Understanding cause and effect
This resource list is designed to provide students with the opportunity to:
- use and interpret scatter graphs of bivariate data;
- recognise correlation and know that it does not indicate causation;
- draw estimated lines of best fit;
- make predictions;
- interpolate and extrapolate apparent trends whilst knowing the dangers of so doing.
Visit the secondary mathematics webpage to access all lists.
Correlation
This unit considers the relationship between two quantities, known as correlation. If the two quantities are height of father and height of son, then we often want to know the extent to which 'tall fathers have tall sons'. Two quantities may be correlated quite strongly while another two quantities may be correlated quite weakly.
In this unit students explore how to assess the extent to which two things are correlated. They will be able to use a mathematical formula for deriving a single figure that represents how strong the connection is between two quantities.
More specifically the objectives for this unit are that students will be able to:
- calculate Spearman's rank correlation coefficient from suitable data;
- recognise and distinguish between positive, negative and zero correlation;
- understand that a significant correlation between two variables does not necessarily imply a direct causal relationship between the variables.
The resource is quiet complex but could be used to generate ideas for ways to explore correlation and challenge misconceptions about cause and effect. This resource could be used to challenge more able students.
Let's Compare Feet!
This resource contains a starter activity which explores data analysis and what conclusions can and cannot be drawn from scatter graphs. This can be used to discuss correlation, trends, continuous and discontinuous data, extrapolation and lines of best fit.
Mini-course 5: Scatterplots - Health and Growth
This resource can be used to extend understanding of scatter graphs. Making Sense of Data is about relationships between two, or more, quantities, looked at by plotting graphs of one against the other.
As a result of this mini-course students should:
- look at the shape of the scatterplot before making any calculations
- pay attention in a scatterplot to outlying points, curvature, clustering in one region of the plot and differences across the plot in the variability of a variable
- know that a relationship is not a cause
- understand what different correlations look like on a scatterplot
- know how to fit a resistant straight line
- look at residuals from a fit
- know how to look for a re-expression to straighten a curved plot
- try plotting ranks if either variable is unevenly distributed
- allow for the effect of a variable by fitting and removing it
- know that selecting one group of cases may very much alter the correlation
Health and medical provision forms an introduction to looking at scatterplots, and could be used on its own for that purpose.
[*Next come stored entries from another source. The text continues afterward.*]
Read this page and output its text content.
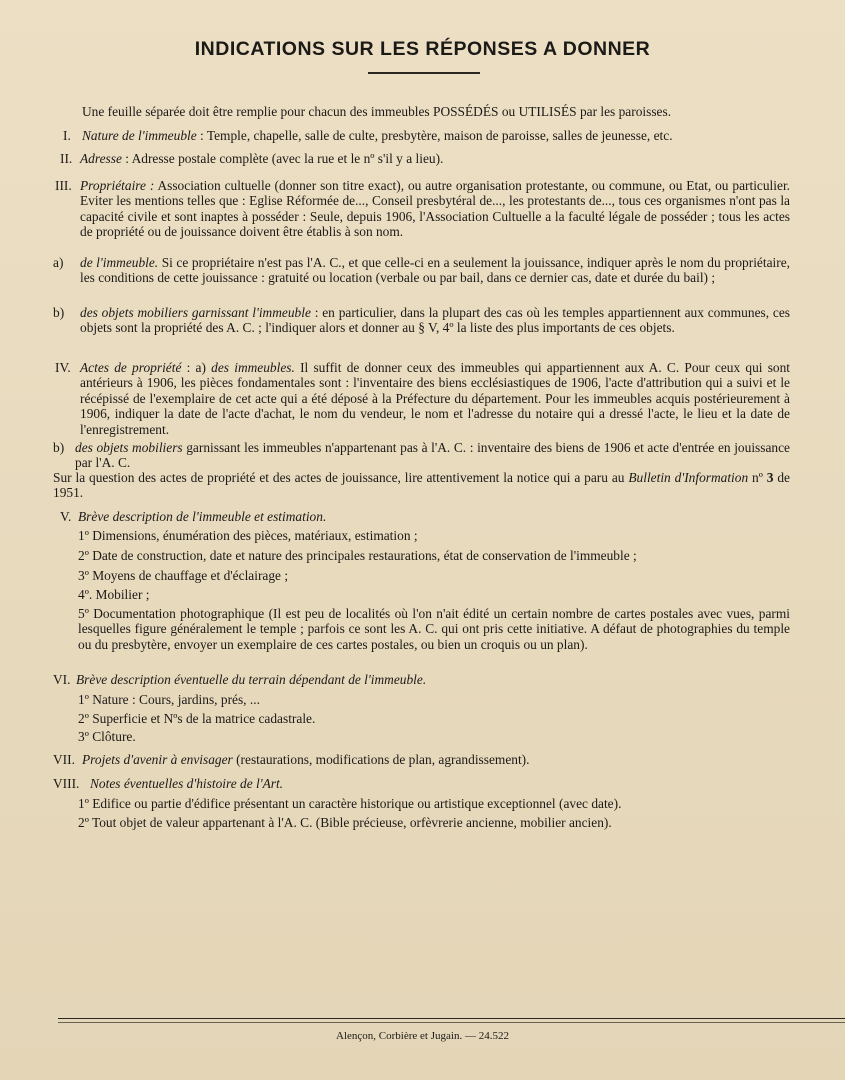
INDICATIONS SUR LES RÉPONSES A DONNER
Une feuille séparée doit être remplie pour chacun des immeubles POSSÉDÉS ou UTILISÉS par les paroisses.
I. Nature de l'immeuble : Temple, chapelle, salle de culte, presbytère, maison de paroisse, salles de jeunesse, etc.
II. Adresse : Adresse postale complète (avec la rue et le nº s'il y a lieu).
III. Propriétaire : Association cultuelle (donner son titre exact), ou autre organisation protestante, ou commune, ou Etat, ou particulier. Eviter les mentions telles que : Eglise Réformée de..., Conseil presbytéral de..., les protestants de..., tous ces organismes n'ont pas la capacité civile et sont inaptes à posséder : Seule, depuis 1906, l'Association Cultuelle a la faculté légale de posséder ; tous les actes de propriété ou de jouissance doivent être établis à son nom.
a) de l'immeuble. Si ce propriétaire n'est pas l'A. C., et que celle-ci en a seulement la jouissance, indiquer après le nom du propriétaire, les conditions de cette jouissance : gratuité ou location (verbale ou par bail, dans ce dernier cas, date et durée du bail) ;
b) des objets mobiliers garnissant l'immeuble : en particulier, dans la plupart des cas où les temples appartiennent aux communes, ces objets sont la propriété des A. C. ; l'indiquer alors et donner au § V, 4º la liste des plus importants de ces objets.
IV. Actes de propriété : a) des immeubles. Il suffit de donner ceux des immeubles qui appartiennent aux A. C. Pour ceux qui sont antérieurs à 1906, les pièces fondamentales sont : l'inventaire des biens ecclésiastiques de 1906, l'acte d'attribution qui a suivi et le récépissé de l'exemplaire de cet acte qui a été déposé à la Préfecture du département. Pour les immeubles acquis postérieurement à 1906, indiquer la date de l'acte d'achat, le nom du vendeur, le nom et l'adresse du notaire qui a dressé l'acte, le lieu et la date de l'enregistrement.
b) des objets mobiliers garnissant les immeubles n'appartenant pas à l'A. C. : inventaire des biens de 1906 et acte d'entrée en jouissance par l'A. C.
Sur la question des actes de propriété et des actes de jouissance, lire attentivement la notice qui a paru au Bulletin d'Information nº 3 de 1951.
V. Brève description de l'immeuble et estimation.
1º Dimensions, énumération des pièces, matériaux, estimation ;
2º Date de construction, date et nature des principales restaurations, état de conservation de l'immeuble ;
3º Moyens de chauffage et d'éclairage ;
4º. Mobilier ;
5º Documentation photographique (Il est peu de localités où l'on n'ait édité un certain nombre de cartes postales avec vues, parmi lesquelles figure généralement le temple ; parfois ce sont les A. C. qui ont pris cette initiative. A défaut de photographies du temple ou du presbytère, envoyer un exemplaire de ces cartes postales, ou bien un croquis ou un plan).
VI. Brève description éventuelle du terrain dépendant de l'immeuble.
1º Nature : Cours, jardins, prés, ...
2º Superficie et Nºs de la matrice cadastrale.
3º Clôture.
VII. Projets d'avenir à envisager (restaurations, modifications de plan, agrandissement).
VIII. Notes éventuelles d'histoire de l'Art.
1º Edifice ou partie d'édifice présentant un caractère historique ou artistique exceptionnel (avec date).
2º Tout objet de valeur appartenant à l'A. C. (Bible précieuse, orfèvrerie ancienne, mobilier ancien).
Alençon, Corbière et Jugain. — 24.522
Focus Year 10/11 Handling Data Extension
This Handling Data Focus book is aimed at more able students. The content deals with a range of handling data ideas in significant depth. Some of the activities could well be used as extension material for other schemes. Activities are designed to provoke considerable thought and discussion.
The section on Cities of the world includes a range of ideas in which scatter diagrams are used to identify correlation.
Statistics in Your World - Level 4
The unit entitled ‘Smoking and Health’ examines some of the major diseases common among people who smoke. A scatter graph of smoking and birth weight is examined, and students are asked to look at other evidence and consider whether smoking is harmful. Critical appraisal is invited of some conclusions of the Royal College of Physicians report Smoking OR Health (1977). On completing this unit students will have practised reading tables, plotting graphs, drawing and considering inferences, interpreting tables and data, comparing two or more sets of data, describing and assessing trends, plotting and reading bar charts, using and interpreting death rates, reading time series, calculating percentage changes and using them for comparison, interpreting statements using the word ‘average’ and making a critical assessment of other comments based on data. They will be more aware of data sources, the problems of data comparison, the distinction between correlation and causality, the data connecting smoking with various aspects of health and the distinction between conclusions shown from cross-sectional and longitudinal studies.
The unit: ‘Equal Pay’ requires students to investigate whether the Equal Pay Act is working, by applying statistical techniques, and considers some of the inherent problems in making comparisons. The median, cumulative percentages and the interquartile range are covered.
For each unit there are comprehensive teacher's notes giving an overview of the unit, the aims and objectives for that unit, and prior learning or prerequisites and the equipment required.
Correlation
The first activity in this interactive excel file shows a set of data in a scatter plot. The line of best fit can be drawn and a description of the type of correlation can be revealed along with the equation of the trend line. The second activity shows the value of cars at various ages. The scatter plot shows the data and there are a few questions to be answered about the correlation and based on the use of the line of best fit. There are three more sheets of questions which may be suitable for use in the classroom.